Biggest Swell Ever Hits Europe

The giant swell is still bashing European beaches but before the on steroid winds and storms and rain and all the bad weather shit that makes waves unsurfable hit the British isles the first waves arrived. There was a small window for the big wave surfers from Ireland and Great Britain to catch and surf the biggest swell to ever hit the islands. Marine Institute’s weather buoys measured the swell at 14 meters, ste waves on the spot of the day – Mullaghmore Head, south Donegal Bay, Ireland were in the 60ft range. Four surfers that surfed the swell were Duncan Scott (Newquay, Cornwall, UK), Alistair Mennie (Portrush, N.Ireland), Gabe Davies (Newcastle, UK) and Ritchie Fitzgerald (Bundoran, Co. Donegal, Ireland). Their surf session produced the biggest ridden surf ever recorded in the British and Irish Isles.

Previously the biggest waves recorded by the Marine Institute’s data-buoys measured 44ft (13.4m).


Duncan Scott, 1st December 2007, Mullaghmore Head, Ireland : photo Kelly Allen

Mullagmore Head

Mullagmore Head is a big wave surf spot in Ireland.
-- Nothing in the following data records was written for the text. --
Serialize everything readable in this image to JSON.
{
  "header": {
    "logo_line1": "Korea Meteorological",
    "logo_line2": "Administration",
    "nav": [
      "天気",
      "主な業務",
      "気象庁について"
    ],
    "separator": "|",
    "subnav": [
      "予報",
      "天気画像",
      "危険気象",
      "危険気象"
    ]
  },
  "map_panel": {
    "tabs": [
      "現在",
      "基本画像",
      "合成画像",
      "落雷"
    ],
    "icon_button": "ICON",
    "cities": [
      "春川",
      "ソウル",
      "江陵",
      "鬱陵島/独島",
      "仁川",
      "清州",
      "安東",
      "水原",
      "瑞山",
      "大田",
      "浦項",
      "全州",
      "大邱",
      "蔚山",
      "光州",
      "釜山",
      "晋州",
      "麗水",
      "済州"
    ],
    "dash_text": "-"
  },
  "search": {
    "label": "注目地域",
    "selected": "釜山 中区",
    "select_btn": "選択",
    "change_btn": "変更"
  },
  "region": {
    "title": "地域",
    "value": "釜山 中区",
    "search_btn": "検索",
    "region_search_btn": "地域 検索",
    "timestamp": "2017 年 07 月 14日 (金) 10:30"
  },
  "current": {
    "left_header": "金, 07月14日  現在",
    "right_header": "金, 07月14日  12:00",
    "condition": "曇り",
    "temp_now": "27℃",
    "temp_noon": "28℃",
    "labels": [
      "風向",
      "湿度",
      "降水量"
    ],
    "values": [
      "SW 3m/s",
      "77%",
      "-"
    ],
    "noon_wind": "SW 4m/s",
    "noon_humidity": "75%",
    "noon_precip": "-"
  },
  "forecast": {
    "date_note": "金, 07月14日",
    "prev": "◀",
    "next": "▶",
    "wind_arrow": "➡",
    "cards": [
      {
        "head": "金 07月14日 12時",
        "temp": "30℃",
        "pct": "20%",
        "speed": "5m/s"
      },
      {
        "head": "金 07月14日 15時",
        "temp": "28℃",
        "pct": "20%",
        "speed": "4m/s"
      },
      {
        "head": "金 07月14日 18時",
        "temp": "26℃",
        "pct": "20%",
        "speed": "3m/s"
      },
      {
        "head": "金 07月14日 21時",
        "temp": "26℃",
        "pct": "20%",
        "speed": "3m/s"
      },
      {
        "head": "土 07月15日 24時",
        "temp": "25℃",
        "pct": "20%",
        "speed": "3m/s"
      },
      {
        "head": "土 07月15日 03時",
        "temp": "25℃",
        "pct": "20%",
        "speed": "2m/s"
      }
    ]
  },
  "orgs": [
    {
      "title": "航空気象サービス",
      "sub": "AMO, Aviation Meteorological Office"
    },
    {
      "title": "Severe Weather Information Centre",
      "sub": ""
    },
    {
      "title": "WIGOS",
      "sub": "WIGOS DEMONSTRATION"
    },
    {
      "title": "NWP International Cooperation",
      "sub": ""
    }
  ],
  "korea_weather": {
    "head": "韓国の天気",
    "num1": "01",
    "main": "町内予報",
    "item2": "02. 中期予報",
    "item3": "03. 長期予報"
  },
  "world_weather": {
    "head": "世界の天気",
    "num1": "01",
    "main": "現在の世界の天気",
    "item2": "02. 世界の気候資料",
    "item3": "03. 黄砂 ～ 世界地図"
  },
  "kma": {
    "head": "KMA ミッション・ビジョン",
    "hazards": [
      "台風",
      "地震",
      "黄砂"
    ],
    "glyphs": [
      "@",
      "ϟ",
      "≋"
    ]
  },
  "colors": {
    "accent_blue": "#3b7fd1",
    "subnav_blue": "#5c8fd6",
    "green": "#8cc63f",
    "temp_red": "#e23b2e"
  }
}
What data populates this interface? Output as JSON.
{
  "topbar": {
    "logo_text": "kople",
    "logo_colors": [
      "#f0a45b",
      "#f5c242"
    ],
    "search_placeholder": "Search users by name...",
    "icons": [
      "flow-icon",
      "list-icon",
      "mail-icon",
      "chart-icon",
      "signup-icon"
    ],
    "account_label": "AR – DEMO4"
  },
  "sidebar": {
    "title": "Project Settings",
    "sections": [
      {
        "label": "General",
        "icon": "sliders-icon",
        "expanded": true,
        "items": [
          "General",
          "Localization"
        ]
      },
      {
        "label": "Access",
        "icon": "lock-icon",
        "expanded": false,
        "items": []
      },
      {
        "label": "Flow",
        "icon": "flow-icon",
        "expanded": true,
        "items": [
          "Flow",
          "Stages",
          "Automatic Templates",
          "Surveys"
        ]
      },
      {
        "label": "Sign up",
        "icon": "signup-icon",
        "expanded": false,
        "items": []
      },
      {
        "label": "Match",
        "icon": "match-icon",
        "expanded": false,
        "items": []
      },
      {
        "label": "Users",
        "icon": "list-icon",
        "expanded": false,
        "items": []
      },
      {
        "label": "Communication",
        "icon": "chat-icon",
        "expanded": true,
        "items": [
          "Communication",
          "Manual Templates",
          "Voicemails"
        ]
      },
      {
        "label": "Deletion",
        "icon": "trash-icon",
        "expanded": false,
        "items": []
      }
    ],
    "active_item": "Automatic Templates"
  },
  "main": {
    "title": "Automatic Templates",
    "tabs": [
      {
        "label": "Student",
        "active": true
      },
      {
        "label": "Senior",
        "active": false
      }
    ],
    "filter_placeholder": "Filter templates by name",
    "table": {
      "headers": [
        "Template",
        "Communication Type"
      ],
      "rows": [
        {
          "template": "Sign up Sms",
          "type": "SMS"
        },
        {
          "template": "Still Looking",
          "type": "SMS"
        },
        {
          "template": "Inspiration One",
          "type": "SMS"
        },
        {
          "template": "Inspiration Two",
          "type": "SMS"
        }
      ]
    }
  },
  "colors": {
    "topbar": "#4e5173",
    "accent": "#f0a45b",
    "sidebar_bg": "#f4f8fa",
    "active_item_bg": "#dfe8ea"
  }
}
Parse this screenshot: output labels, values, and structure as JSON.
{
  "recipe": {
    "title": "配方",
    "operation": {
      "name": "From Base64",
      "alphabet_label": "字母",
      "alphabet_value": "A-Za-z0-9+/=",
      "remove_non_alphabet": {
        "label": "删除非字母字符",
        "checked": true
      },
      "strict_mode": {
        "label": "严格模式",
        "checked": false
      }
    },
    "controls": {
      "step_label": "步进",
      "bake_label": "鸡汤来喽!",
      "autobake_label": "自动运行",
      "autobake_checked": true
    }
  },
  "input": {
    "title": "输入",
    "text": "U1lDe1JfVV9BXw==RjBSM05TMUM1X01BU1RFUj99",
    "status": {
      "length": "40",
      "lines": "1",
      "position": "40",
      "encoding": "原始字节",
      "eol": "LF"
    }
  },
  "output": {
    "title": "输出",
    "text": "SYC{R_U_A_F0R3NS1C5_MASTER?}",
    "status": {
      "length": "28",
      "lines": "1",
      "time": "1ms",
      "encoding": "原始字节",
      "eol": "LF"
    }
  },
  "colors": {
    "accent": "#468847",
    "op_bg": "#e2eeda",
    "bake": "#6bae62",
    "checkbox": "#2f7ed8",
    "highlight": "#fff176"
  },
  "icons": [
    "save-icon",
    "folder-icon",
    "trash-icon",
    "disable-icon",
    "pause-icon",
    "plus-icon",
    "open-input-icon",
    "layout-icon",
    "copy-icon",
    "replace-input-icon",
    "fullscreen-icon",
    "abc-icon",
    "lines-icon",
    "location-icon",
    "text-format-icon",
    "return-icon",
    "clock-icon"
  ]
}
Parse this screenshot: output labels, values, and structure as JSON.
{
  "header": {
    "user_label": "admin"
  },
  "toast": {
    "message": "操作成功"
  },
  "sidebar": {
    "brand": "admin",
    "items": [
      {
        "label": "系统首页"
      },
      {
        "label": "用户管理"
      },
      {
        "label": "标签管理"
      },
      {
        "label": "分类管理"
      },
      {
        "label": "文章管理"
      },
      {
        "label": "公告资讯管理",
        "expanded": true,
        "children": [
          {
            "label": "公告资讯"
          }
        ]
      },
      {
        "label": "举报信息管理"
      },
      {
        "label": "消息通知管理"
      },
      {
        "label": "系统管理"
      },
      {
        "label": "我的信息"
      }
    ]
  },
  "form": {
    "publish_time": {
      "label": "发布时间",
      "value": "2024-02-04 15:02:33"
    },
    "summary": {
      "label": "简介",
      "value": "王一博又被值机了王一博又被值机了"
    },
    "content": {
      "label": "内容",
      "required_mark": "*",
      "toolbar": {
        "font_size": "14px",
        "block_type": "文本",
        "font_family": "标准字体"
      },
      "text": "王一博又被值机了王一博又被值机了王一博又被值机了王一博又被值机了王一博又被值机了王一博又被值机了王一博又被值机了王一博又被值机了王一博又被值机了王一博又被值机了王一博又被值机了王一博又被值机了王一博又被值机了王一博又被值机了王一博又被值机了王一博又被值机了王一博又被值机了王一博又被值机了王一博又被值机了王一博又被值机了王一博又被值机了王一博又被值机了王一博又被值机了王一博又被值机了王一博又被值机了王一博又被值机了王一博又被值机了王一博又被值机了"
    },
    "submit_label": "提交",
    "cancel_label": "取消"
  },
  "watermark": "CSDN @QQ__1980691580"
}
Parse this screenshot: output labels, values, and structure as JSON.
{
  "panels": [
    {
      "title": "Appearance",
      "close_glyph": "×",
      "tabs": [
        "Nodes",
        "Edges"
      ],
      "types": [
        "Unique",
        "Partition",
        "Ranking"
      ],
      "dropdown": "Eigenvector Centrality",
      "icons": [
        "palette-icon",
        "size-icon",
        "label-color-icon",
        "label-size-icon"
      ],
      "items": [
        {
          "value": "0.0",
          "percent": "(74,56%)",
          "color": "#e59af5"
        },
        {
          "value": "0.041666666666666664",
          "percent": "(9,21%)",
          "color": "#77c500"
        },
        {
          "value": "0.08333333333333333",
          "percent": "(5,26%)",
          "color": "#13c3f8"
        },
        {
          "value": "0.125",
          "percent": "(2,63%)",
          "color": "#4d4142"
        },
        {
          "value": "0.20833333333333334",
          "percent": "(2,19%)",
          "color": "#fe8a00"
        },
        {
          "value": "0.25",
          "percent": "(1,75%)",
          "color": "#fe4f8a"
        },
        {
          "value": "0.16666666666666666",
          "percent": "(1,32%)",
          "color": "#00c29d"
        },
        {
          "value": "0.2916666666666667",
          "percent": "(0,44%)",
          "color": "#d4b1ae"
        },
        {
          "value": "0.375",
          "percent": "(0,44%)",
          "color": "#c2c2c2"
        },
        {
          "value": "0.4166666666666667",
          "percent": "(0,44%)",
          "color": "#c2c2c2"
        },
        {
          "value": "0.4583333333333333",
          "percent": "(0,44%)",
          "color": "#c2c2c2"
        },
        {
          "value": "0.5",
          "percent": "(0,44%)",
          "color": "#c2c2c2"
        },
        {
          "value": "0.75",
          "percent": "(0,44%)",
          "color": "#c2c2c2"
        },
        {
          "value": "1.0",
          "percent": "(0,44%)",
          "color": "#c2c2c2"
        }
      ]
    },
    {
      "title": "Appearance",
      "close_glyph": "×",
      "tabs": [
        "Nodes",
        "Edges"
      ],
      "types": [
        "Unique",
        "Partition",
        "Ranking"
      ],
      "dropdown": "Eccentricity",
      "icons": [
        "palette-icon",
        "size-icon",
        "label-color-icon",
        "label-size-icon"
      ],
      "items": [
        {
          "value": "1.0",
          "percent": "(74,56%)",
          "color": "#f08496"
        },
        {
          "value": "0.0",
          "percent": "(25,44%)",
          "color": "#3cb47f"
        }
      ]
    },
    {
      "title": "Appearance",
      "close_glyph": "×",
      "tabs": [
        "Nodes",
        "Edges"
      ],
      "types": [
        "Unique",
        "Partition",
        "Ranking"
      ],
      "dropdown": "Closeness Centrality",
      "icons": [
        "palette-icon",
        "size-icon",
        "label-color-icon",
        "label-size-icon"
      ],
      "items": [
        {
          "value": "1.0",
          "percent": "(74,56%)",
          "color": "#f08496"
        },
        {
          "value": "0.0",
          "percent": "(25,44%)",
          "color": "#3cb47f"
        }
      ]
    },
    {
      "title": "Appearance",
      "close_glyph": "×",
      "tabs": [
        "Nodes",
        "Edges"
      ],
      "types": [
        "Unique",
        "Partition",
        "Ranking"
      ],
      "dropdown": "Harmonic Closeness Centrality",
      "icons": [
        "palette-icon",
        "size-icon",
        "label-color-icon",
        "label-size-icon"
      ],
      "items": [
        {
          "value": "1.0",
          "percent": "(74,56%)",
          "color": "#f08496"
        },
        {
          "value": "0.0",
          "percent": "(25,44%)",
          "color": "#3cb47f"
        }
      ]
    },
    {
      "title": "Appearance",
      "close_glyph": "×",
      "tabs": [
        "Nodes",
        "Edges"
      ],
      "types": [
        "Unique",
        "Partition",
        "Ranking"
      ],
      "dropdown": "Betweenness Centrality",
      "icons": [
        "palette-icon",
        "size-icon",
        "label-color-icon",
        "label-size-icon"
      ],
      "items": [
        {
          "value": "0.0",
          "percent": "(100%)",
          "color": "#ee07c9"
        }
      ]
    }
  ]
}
The shallow reef hit by open-ocean swells jacks up the waves and this weekend they reached over 60ft.

Duncan Scott

One of the surfers was Duncan Scott, who is btw also the chief of the British Towsurfing Association: “Swell has been brewing for four or five days out in the Atlantic, and it was the biggest forecast I had ever seen – you never normally see that much red on the swell chart. The wave face was over60ft, and the biggest that any of us had ever seen. I was part of the group in 2005 that previously rode the biggest waves, but this dwarfed them.”

“If you say you’re not scared when you see waves the size of giant houses trundling towards you, you’d have to be a liar”, said Scott. “It’s that line between awesome and overpowering that’s the attraction of big wave surfing.”